Consumer prices in Britain jumped by 9% to hit a 40-year high last month, with the biggest price increases seen in food and energy, official figures from the UK’s Office for National Statistics revealed on Wednesday.
The current rise in the consumer price index is the highest since the country started tracking prices in 1989, jumping 2.5% month-on-month. The agency estimates that inflation was higher “sometime around 1982.”
According to a recent survey cited by CNBC, a quarter of UK residents have started to skip meals to save money amid soaring prices. Bank of England Governor Andrew Bailey recently called the current outlook for consumers “apocalyptic.”
Earlier this month, the financial regulator warned that Britons are about to face a “historic” shock to their incomes, as it expects prices to continue rising. The Bank of England also said the cost-of-living crisis could plunge the economy into recession later this year. In order to prevent this, the regulator has hiked interest rates four times so far this year, from its historic low of 0.1% during the Covid-19 pandemic to a 13-year high of 1%. Analysts expect the central bank to hike interest rates further at the upcoming board meetings.

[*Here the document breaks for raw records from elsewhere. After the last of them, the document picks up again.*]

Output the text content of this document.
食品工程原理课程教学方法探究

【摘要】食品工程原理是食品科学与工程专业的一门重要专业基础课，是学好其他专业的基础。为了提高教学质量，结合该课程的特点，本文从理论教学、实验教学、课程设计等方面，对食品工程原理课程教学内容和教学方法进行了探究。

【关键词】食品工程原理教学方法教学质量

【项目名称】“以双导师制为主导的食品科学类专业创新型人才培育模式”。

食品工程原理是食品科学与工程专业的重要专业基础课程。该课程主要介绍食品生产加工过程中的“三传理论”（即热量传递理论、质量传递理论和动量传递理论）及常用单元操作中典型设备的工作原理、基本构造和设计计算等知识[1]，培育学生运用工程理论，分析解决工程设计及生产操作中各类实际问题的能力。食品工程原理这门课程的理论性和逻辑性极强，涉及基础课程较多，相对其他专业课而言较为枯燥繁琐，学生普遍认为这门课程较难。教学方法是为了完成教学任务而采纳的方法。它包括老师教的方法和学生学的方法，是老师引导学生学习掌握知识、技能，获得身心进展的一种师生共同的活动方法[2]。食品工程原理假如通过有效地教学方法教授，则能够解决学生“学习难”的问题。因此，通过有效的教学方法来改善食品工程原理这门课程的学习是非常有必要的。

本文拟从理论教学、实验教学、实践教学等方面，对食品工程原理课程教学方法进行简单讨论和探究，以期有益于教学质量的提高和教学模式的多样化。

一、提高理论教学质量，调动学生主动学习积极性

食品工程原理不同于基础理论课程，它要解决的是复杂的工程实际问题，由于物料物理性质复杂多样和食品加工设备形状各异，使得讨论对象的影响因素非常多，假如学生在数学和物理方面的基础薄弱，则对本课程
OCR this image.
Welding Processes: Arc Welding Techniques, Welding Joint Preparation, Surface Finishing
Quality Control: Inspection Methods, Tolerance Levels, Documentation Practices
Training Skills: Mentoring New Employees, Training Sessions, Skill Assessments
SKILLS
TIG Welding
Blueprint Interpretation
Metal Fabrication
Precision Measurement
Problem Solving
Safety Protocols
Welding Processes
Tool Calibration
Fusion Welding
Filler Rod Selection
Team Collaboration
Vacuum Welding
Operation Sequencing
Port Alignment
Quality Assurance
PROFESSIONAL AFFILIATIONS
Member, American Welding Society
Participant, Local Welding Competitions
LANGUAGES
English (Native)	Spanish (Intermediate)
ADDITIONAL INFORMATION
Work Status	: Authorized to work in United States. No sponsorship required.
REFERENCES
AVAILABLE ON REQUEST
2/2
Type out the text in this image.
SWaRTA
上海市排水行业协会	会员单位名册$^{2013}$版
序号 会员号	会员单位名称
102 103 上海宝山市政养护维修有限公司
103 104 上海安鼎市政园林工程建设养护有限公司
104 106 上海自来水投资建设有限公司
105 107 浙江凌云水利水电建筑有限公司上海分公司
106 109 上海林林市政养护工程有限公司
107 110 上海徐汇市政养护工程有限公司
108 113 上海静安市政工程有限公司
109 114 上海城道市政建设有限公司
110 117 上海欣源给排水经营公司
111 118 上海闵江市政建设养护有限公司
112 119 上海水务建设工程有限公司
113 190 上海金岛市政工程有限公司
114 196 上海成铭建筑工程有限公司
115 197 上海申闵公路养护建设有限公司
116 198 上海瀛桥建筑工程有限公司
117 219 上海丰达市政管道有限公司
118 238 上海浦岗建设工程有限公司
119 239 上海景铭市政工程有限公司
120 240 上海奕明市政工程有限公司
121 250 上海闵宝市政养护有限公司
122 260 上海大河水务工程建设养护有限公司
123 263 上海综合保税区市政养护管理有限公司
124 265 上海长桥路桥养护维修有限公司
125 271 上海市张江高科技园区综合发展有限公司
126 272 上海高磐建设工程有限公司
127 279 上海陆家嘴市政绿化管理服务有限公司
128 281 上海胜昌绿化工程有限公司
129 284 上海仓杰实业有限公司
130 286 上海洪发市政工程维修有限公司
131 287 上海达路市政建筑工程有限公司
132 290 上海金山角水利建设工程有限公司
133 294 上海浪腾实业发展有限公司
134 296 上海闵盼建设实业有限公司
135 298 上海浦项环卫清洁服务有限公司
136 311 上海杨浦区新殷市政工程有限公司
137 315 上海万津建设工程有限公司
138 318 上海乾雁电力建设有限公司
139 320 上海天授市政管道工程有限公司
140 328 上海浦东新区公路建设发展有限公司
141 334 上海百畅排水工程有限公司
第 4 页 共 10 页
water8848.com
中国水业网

“Unlike in the US, UK inflation continues to rise for the time being, stoking further fears around the cost of living… It will also add to the pressure on the Bank of England to increase interest rates and get to grips with soaring prices even if, as they admit themselves, many of the factors driving inflation are beyond their control,” Richard Carter, the head of fixed interest research at Quilter Cheviot, said in a research note, as cited by CNBC.
Following Wednesday’s inflation report, the British Chambers of Commerce called on the government to introduce measures in order to support consumers and businesses, namely by cutting value added tax on energy bills for businesses and by curbing the recent hike to National Insurance – a tax on income.
The UK is not the only Western country to suffer from soaring prices. The US, Germany, and a number of other nations have seen inflation jump to highs not seen in decades, following the introduction of unprecedented sanctions on Russia. The measures appear to have backfired on some of the countries that imposed sanctions, resulting in skyrocketing prices for food, energy, and other consumer goods.